From Nasdaq: 2025-03-08 18:39:00

Nvidia (NASDAQ: NVDA) and Palantir Technologies (NASDAQ: PLTR) experienced impressive gains last year due to the high demand for their AI-focused hardware and software. In 2025, Nvidia’s stock has dropped 14%, while Palantir has also seen losses. Both companies are poised to benefit from growing end markets and generative AI software demand.

Nvidia’s recent quarterly results show a 78% year-over-year revenue increase to $39.3 billion, exceeding expectations. The company’s Blackwell processors are versatile and cost-effective, expected to maintain Nvidia’s 85% share in the AI chip market.

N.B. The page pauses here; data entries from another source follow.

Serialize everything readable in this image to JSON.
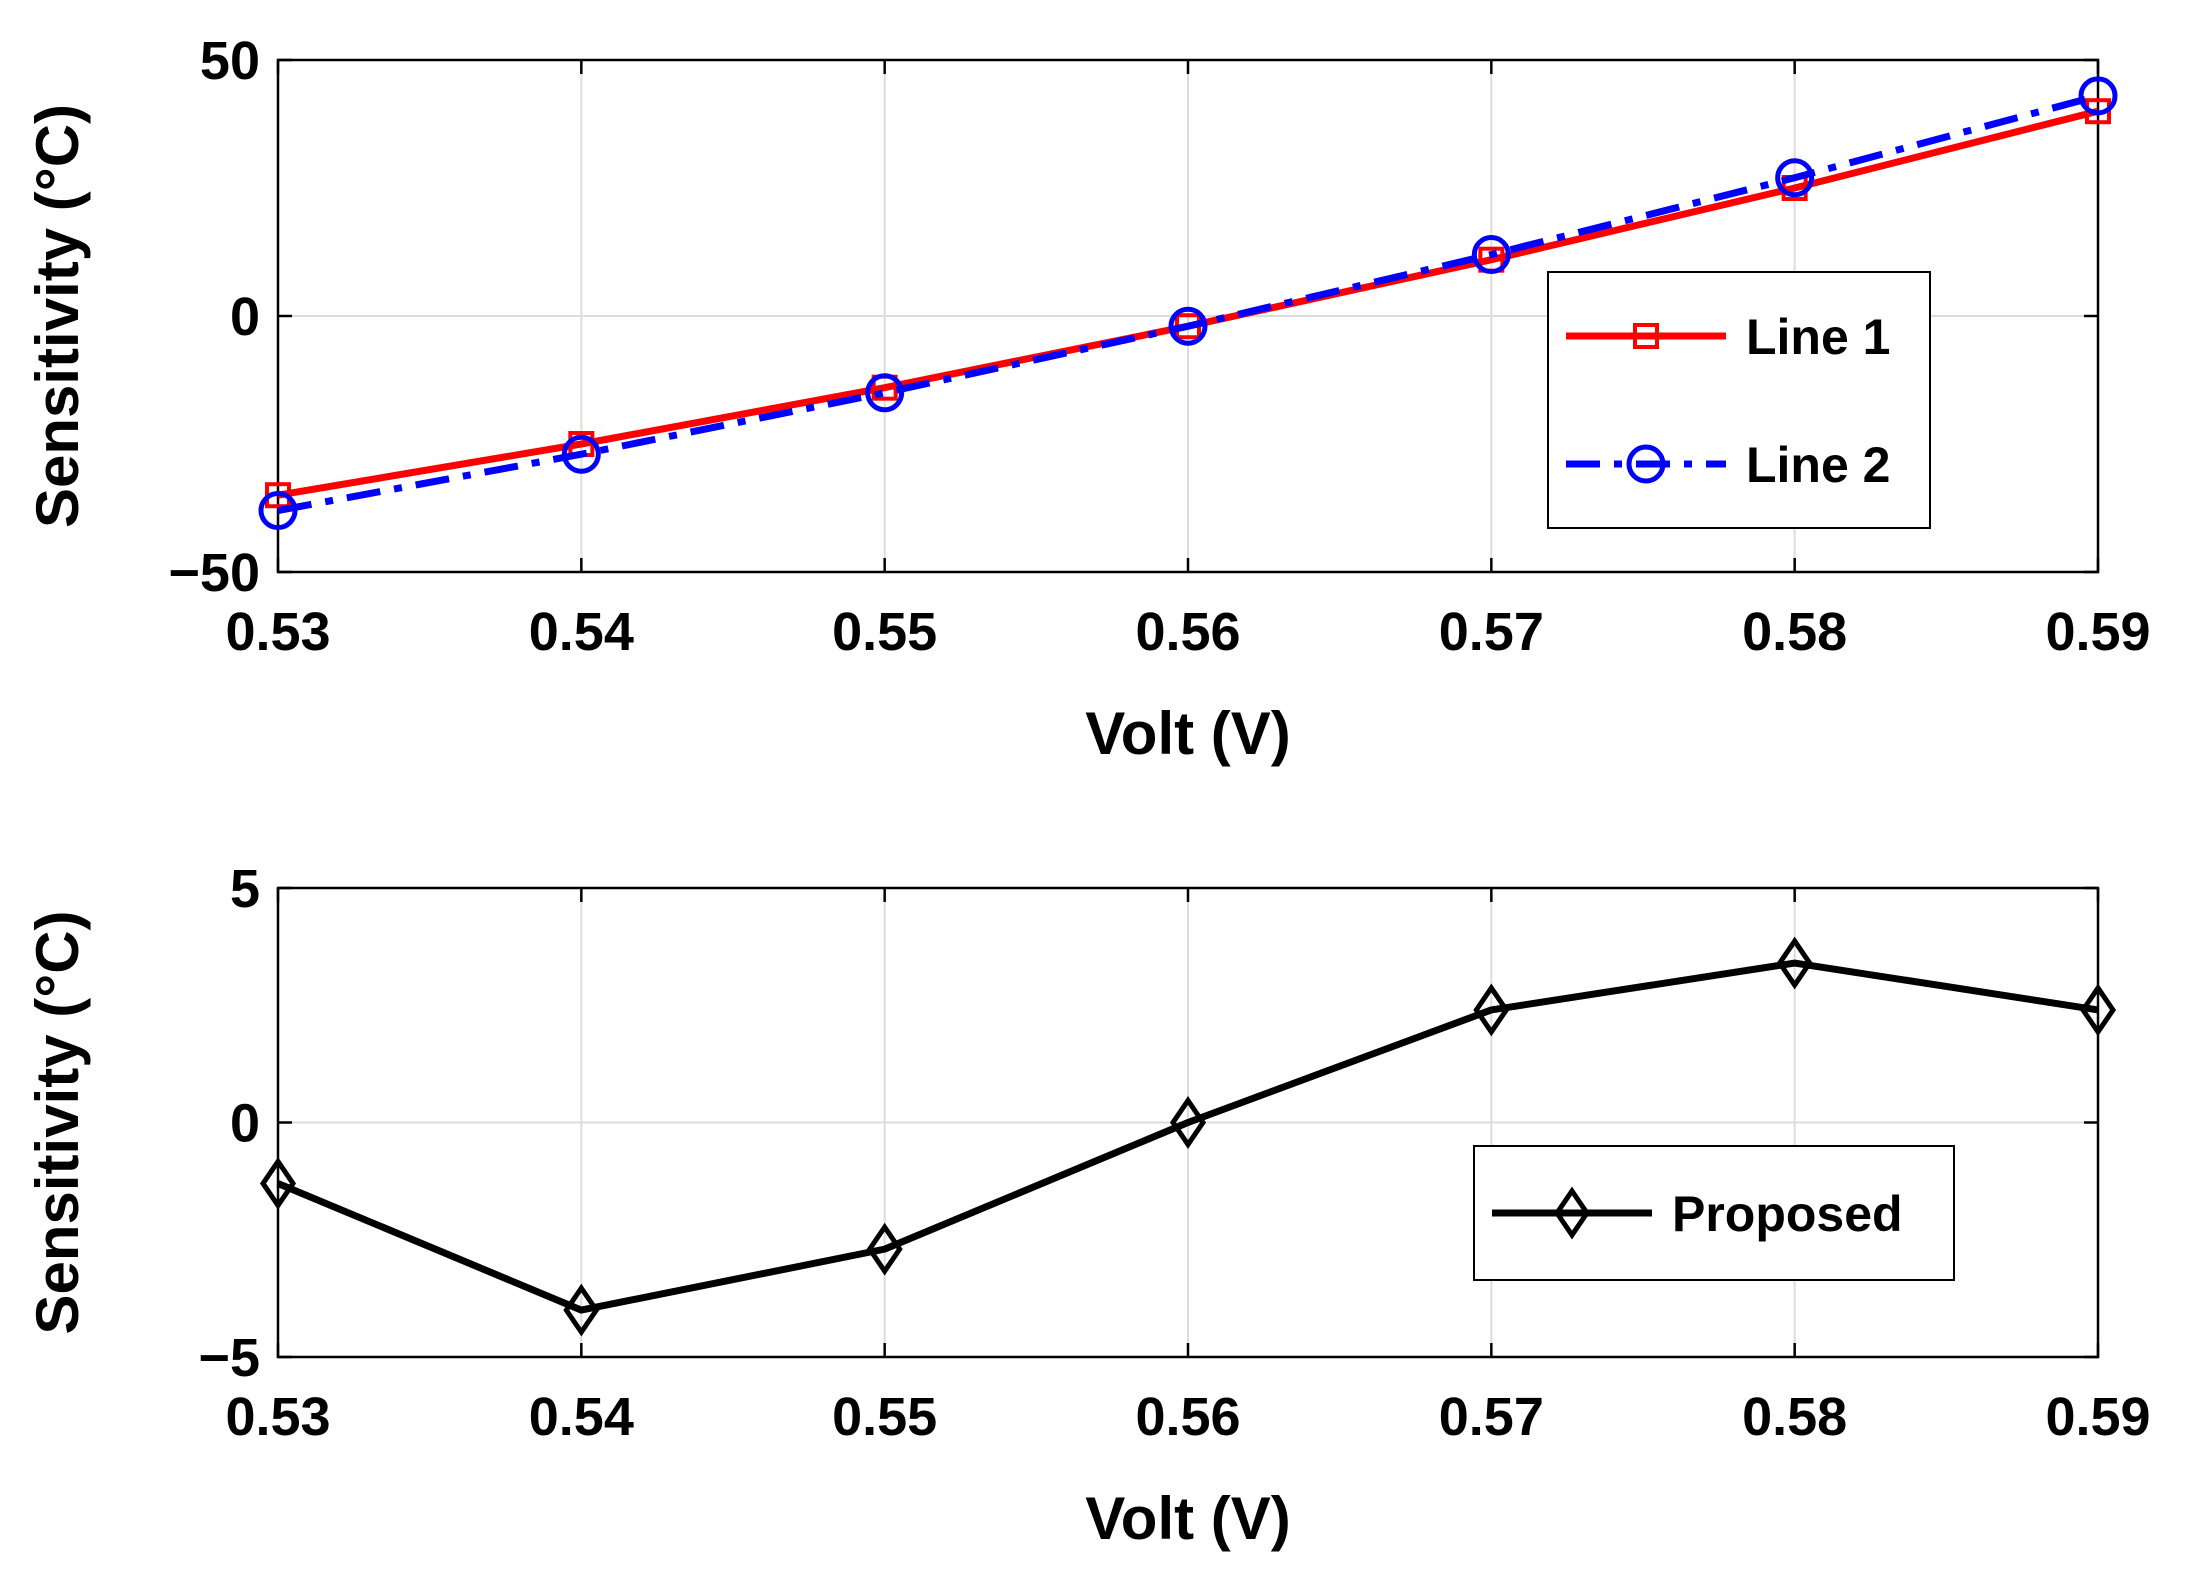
{
  "chart_data": [
    {
      "type": "line",
      "title": "",
      "xlabel": "Volt (V)",
      "ylabel": "Sensitivity (°C)",
      "xlim": [
        0.53,
        0.59
      ],
      "ylim": [
        -50,
        50
      ],
      "x": [
        0.53,
        0.54,
        0.55,
        0.56,
        0.57,
        0.58,
        0.59
      ],
      "xticks": [
        "0.53",
        "0.54",
        "0.55",
        "0.56",
        "0.57",
        "0.58",
        "0.59"
      ],
      "yticks": [
        {
          "value": 50,
          "label": "50"
        },
        {
          "value": 0,
          "label": "0"
        },
        {
          "value": -50,
          "label": "−50"
        }
      ],
      "grid": true,
      "legend_position": "center-right",
      "series": [
        {
          "name": "Line 1",
          "color": "#ff0000",
          "style": "solid",
          "marker": "square",
          "values": [
            -35,
            -25,
            -14,
            -2,
            11,
            25,
            40
          ]
        },
        {
          "name": "Line 2",
          "color": "#0000ff",
          "style": "dashdot",
          "marker": "circle",
          "values": [
            -38,
            -27,
            -15,
            -2,
            12,
            27,
            43
          ]
        }
      ]
    },
    {
      "type": "line",
      "title": "",
      "xlabel": "Volt (V)",
      "ylabel": "Sensitivity (°C)",
      "xlim": [
        0.53,
        0.59
      ],
      "ylim": [
        -5,
        5
      ],
      "x": [
        0.53,
        0.54,
        0.55,
        0.56,
        0.57,
        0.58,
        0.59
      ],
      "xticks": [
        "0.53",
        "0.54",
        "0.55",
        "0.56",
        "0.57",
        "0.58",
        "0.59"
      ],
      "yticks": [
        {
          "value": 5,
          "label": "5"
        },
        {
          "value": 0,
          "label": "0"
        },
        {
          "value": -5,
          "label": "−5"
        }
      ],
      "grid": true,
      "legend_position": "lower-right",
      "series": [
        {
          "name": "Proposed",
          "color": "#000000",
          "style": "solid",
          "marker": "diamond",
          "values": [
            -1.3,
            -4.0,
            -2.7,
            0.0,
            2.4,
            3.4,
            2.4
          ]
        }
      ]
    }
  ]
}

Analysts have raised revenue growth projections for the current and upcoming fiscal years.

Palantir’s revenue growth accelerated to 29% in 2024, fueled by the expanding AI software platforms market. The company’s strong contract signings and improving revenue pipeline point to future growth potential. Palantir’s adjusted operating margin increased by 11% year-over-year, leading to a 64% rise in adjusted earnings in 2024.

Investors might find a place for both Nvidia and Palantir in a diversified portfolio. However, Nvidia’s faster growth and lower valuation compared to Palantir make it a more attractive investment option. Analysts expect Nvidia to outperform Palantir in the next 12 months, reflecting the market’s confidence in Nvidia’s growth potential.